SINGAPORE – Singapore’s fintech investments rebounded in the second quarter of 2020 to US$278 million (S$371 million), 4.1 times the US$68 million recorded in the first quarter, the Singapore FinTech Association (SFA) and management consulting firm Oliver Wyman said on Wednesday (Dec 9).
Although the Covid-19 pandemic resulted in a fall in overall fintech funding in Asia – particularly in China and India – Singapore’s funding landscape has been less volatile, the report said. Fintech funding in Asia dropped to US$2.4 billion in the second quarter from US$3.13 billion in the first.
Singapore is the Asia-Pacific’s top-ranking fintech city, with more than 40 per cent of South-east Asia’s fintech firms based in the city-state. Its government has also committed more than US$200 million to grow the fintech ecosystem.

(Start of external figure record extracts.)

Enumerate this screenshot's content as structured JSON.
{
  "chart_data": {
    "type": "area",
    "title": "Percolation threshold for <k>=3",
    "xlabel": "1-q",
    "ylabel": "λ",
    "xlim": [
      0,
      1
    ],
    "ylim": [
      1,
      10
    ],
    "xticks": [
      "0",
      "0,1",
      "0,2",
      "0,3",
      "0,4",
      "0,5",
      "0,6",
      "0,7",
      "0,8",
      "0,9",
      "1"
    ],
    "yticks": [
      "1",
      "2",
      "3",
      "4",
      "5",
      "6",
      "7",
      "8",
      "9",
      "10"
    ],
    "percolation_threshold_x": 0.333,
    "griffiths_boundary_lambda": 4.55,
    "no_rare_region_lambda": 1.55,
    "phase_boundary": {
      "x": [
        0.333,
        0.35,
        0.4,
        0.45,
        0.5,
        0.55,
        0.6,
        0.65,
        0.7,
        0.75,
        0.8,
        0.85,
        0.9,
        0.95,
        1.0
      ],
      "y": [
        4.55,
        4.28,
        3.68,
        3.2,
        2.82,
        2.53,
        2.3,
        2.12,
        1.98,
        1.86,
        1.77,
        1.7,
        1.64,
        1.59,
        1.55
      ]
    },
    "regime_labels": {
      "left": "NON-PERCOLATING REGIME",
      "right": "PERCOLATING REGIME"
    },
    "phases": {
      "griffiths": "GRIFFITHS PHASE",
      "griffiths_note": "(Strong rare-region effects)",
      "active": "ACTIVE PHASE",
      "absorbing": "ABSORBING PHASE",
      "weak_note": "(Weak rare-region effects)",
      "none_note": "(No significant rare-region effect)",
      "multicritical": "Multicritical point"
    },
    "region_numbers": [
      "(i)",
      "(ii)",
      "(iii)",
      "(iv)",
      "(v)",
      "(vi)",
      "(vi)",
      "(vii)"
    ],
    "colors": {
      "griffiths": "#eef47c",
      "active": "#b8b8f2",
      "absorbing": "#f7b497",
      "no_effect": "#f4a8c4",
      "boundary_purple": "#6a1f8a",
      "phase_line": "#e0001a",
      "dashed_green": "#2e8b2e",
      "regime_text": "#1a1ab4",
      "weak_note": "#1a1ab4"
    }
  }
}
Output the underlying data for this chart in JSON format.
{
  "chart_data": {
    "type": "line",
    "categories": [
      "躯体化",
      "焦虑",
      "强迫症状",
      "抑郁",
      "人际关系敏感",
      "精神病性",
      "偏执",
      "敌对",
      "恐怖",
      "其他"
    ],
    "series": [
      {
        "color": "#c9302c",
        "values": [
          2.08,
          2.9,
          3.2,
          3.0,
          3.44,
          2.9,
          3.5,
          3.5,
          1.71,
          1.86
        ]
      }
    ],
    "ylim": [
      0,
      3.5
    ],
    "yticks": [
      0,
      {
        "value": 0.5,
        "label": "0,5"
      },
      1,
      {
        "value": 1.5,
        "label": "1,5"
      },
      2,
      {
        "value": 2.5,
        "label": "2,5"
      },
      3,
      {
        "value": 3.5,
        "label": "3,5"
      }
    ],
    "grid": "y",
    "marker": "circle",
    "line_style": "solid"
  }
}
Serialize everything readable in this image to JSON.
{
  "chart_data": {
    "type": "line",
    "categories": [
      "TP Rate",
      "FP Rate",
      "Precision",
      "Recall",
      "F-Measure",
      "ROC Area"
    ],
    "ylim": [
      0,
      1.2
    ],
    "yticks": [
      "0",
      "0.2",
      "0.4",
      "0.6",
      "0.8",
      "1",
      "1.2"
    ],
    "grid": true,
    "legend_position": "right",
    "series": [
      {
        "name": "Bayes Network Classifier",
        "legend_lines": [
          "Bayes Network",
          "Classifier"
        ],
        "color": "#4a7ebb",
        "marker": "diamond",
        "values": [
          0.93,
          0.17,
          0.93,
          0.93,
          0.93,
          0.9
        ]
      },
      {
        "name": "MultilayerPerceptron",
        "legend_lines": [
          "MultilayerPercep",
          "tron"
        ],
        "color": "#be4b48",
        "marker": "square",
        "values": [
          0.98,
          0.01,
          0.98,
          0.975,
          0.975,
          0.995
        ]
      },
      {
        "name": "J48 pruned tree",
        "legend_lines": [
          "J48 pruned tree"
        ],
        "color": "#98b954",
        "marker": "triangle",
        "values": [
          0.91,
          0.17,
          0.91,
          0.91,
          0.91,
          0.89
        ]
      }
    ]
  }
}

There are more than 1,000 fintechs in the Republic as at 2020, 10 times that of the 100 fintechs recorded in 2015. The number of fintech employees has also exceeded 10,000 in 2020, compared with an estimated 1,100 staff five years ago.
SFA and Oliver Wyman also found that from 2015 to 2019, about 65 per cent of fintech funding in South-east Asia was directed to Singapore businesses, nearly four times that of the funding received by Indonesia – the next-largest market.

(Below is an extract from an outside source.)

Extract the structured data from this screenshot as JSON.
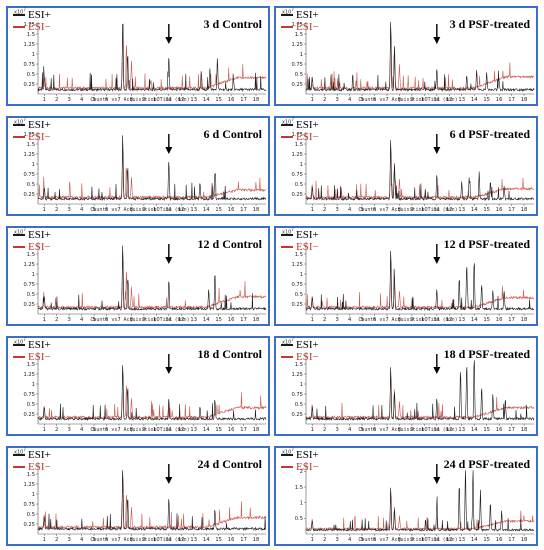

When it comes to sub-sectors, payments and remittances companies made up 23 per cent of fintechs in the city-state, followed closely by wealth management and capital markets fintechs (22 per cent).

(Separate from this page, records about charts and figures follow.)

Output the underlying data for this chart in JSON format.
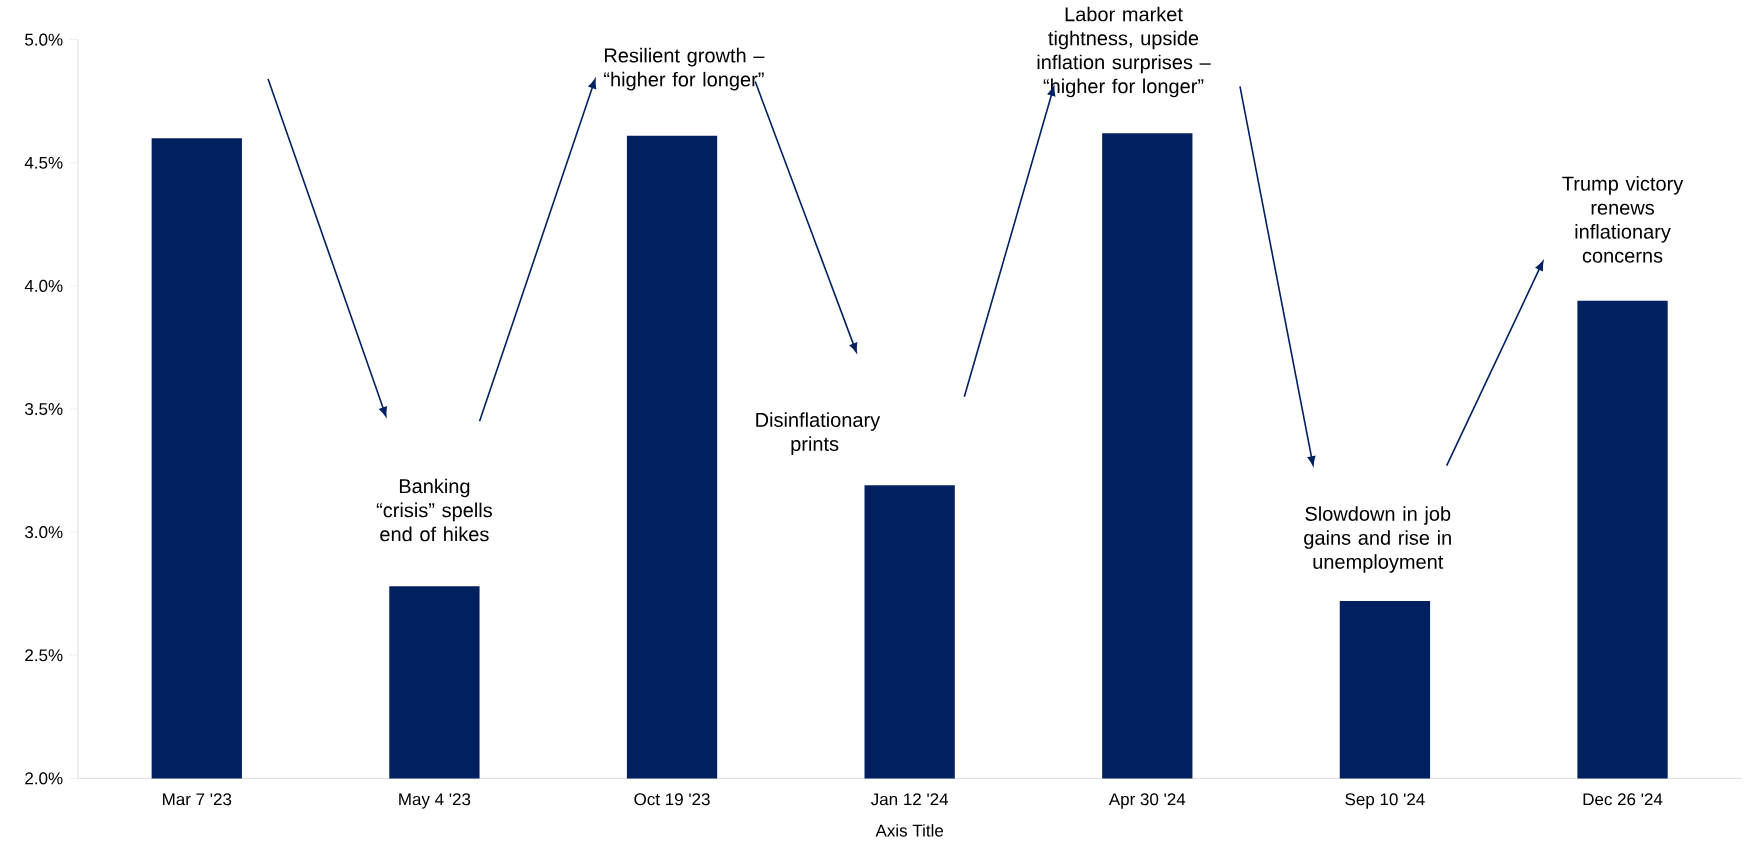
{
  "chart_data": {
    "type": "bar",
    "xlabel": "Axis Title",
    "categories": [
      "Mar 7 '23",
      "May 4 '23",
      "Oct 19 '23",
      "Jan 12 '24",
      "Apr 30 '24",
      "Sep 10 '24",
      "Dec 26 '24"
    ],
    "values": [
      4.6,
      2.78,
      4.61,
      3.19,
      4.62,
      2.72,
      3.94
    ],
    "color": "#002060",
    "ylim": [
      2.0,
      5.0
    ],
    "yticks": [
      {
        "value": 2.0,
        "label": "2.0%"
      },
      {
        "value": 2.5,
        "label": "2.5%"
      },
      {
        "value": 3.0,
        "label": "3.0%"
      },
      {
        "value": 3.5,
        "label": "3.5%"
      },
      {
        "value": 4.0,
        "label": "4.0%"
      },
      {
        "value": 4.5,
        "label": "4.5%"
      },
      {
        "value": 5.0,
        "label": "5.0%"
      }
    ],
    "grid": false,
    "annotations": [
      "Banking “crisis” spells end of hikes",
      "Resilient growth – “higher for longer”",
      "Disinflationary prints",
      "Labor market tightness, upside inflation surprises – “higher for longer”",
      "Slowdown in job gains and rise in unemployment",
      "Trump victory renews inflationary concerns"
    ]
  }
}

SFA and Oliver Wyman continue to see fintechs investing in the areas of financial inclusion such as payments, lending and more.
Both parties surveyed more than 60 fintech firms – the majority of which are Singapore-based. It also conducted more than 30 interviews with industry participants, from investors and global technology companies to regulators and industry associations.
Minister for Trade and Industry Chan Chun Sing launched the report on Tuesday (Dec 8) at the FinTech For Good 2020 event – organised as part of the Singapore Fintech Festival this year. The report highlights the Republic’s evolution as a centre for fintech innovation over the past five years and forecasts upcoming trends in the next five.
SFA’s individual and corporate members collectively donated $100,000 to the NTUC-U Care Fund under the FinTech for Good initiative. The U Care Fund provides financial assistance for lower-income NTUC union members and their families.